Bradley - get that out of your mouth this minute!" Much as Sandra's interpretation is incorrect, her ignorance
seems understandable. Welfare comes so easily to Miss Young, she cannot hope to understand how hurdles
of explanation and paperwork lead to less than 2% of recent arrivals applying for benefit.
"You can't walk the streets at night because of 'em!" asserted Charlie Thwaite (43), a construction site worker
and inveterate dog-gambler. "I don't let me daughters out any more, s'not safe after dark with all them Muslims and Arabs around. My lad's seen it happen." Charlie seems to be under the impression that males are unable to control 'primitive' sexual urges around his flabby, foul-mouthed, female offspring. "I hate the way we can't be proud of being British no more, but they're not slow to put up their flags and talk their own lingo. It's no wonder there's violence, the way they act better than us, thinking they're God's gift."
Unbeknownst to Charlie, that only son of which he's so proud has a history of attacking non-whites after the town night-club kicks out. He is also understood to have date-raped three drunken teenage girls over the past eighteen months.
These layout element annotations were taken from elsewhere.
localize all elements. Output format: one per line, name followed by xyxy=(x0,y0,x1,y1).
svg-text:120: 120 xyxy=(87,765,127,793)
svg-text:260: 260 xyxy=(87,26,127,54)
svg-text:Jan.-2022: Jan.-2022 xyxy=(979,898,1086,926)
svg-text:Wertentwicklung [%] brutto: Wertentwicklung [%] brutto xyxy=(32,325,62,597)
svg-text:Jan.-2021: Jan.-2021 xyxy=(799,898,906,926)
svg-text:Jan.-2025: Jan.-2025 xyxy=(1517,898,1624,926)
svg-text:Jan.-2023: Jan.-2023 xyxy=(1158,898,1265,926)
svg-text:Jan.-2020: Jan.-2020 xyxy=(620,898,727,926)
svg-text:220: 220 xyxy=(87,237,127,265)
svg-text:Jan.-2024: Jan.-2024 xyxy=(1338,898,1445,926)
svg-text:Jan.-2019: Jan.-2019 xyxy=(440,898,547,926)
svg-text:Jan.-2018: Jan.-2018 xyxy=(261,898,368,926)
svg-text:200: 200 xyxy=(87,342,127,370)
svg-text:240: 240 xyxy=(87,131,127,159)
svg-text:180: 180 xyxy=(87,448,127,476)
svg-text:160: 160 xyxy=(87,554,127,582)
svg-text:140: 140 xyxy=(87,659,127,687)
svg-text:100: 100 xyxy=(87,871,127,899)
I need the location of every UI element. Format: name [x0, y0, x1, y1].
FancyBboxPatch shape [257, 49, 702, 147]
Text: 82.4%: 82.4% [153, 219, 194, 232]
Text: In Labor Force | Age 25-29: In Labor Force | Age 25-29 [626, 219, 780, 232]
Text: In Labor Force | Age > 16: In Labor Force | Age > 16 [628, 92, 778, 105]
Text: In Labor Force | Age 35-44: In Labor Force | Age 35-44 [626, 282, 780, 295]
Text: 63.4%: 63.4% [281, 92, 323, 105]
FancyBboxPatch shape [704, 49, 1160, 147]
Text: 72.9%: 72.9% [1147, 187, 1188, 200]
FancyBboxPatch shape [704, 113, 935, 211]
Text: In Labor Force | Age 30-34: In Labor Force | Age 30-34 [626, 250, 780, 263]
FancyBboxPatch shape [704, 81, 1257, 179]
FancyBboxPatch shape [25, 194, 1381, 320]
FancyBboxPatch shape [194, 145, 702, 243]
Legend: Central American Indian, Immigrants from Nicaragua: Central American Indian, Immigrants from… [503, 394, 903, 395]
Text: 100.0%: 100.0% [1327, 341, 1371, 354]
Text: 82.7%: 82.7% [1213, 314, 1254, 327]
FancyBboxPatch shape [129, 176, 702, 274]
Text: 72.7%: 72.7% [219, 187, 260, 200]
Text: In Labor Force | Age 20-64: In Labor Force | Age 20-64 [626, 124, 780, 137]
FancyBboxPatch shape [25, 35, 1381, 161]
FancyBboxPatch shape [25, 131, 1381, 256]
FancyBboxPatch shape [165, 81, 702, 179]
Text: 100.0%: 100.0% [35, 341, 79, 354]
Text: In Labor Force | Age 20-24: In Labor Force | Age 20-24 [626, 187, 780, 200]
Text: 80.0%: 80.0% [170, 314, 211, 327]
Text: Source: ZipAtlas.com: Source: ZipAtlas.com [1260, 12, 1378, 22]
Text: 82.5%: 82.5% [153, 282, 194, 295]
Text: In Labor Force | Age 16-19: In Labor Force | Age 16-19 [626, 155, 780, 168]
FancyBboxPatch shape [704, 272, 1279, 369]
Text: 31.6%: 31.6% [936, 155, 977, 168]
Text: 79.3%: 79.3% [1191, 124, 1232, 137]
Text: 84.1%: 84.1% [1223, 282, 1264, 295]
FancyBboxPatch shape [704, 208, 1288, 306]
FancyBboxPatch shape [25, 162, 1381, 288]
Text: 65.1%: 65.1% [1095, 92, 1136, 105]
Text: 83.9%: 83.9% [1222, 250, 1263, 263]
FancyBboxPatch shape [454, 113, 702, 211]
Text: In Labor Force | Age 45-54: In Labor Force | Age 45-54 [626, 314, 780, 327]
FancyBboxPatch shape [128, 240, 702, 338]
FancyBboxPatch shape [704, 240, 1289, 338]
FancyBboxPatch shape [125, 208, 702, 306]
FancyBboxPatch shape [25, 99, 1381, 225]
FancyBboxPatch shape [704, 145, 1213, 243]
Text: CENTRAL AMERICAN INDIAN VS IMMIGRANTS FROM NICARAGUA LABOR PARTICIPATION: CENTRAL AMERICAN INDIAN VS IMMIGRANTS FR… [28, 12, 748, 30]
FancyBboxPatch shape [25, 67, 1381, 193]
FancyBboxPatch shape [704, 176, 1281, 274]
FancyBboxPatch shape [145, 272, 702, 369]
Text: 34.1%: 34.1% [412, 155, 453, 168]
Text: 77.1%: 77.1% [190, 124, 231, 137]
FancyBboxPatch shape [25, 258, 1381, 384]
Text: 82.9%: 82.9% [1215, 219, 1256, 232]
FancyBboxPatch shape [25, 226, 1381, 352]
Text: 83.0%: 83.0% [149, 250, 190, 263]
"They come here because of the NHS, it's the finest in the world." Claimed Mrs Edna O'Brien (58), loudly. "Our hospital's full of them, it's no surprise us English have to wait years for operations." Sadly Mrs. O'Brien is contradicted by one glance at the wards in her local Lancashire hospital, a place where nurses who've learnt their craft overseas (at huge savings to our economy) stitch up the faces of drunken Caucasian males. Meanwhile middle-aged alcoholics and lifelong smokers, born and bred in the area, receive for expert treatment.
"My sister-in-law's been waiting to get fixed for ages," Edna continued, "and when I'm referred by my GP I don't know how long it's going to take 'til they fit me in. It's a scandal is what it is, and I know exactly who's to blame. They should send 'em somewhere they wouldn't be such a burden." A quick check of Mrs O'Brien's medical records confirms she's been on disability benefits for the past twenty-three years for a variety of obscure ailments, a period which has cost the state somewhere in the region of half a million pounds. Her sister is a hypochondriac.
So these are the facts, and it's clear most natives of this country are either too stupid to understand the actual situation or so bigoted they can't feel any sympathy for those fleeing police states and murderous regimes. In fact, since the asylum 'problem' is largely imagined, there's nothing any government can do to satisfy these men and women, folk who wouldn't want their offspring doing the kind of menial work immigrants are content to undertake to provide for absent families. Yet Brits seem unable to believe the authorities are ever harsh enough on those who enter the country; it wouldn't be good enough for us if everyone seeking asylum
was liquidated at Dover and sent back where they came from in a glass jar. The U.K. could turn away every foreigner who wasn't a
Russian billionaire or Cheeky Girl, and much of the population would still think this island was a soft touch. Which begs the question; if no measures are stringent enough for the English people and those hateful tabloids they absorb, why should any government bother? Certainly the current policy colludes with those our economy needs and shits on those it's no use for. Recently HDUK caught up with Salif Maheia, a Somalian refugee due to be deported back to Africa, whereupon he will face a Civil war in which both sides see him as the enemy and are self-confessedly keen to torture him to death. Since Salif is a poet by trade, he has no monetary value to the U.K., and was told as much when his final application for asylum failed. But against all the odds, Salif remains optimistic it won't come to deportation. As he told Home Defence yesterday: "I cannot go back there. My determination knows no bounds. If all else fails, I will kill myself."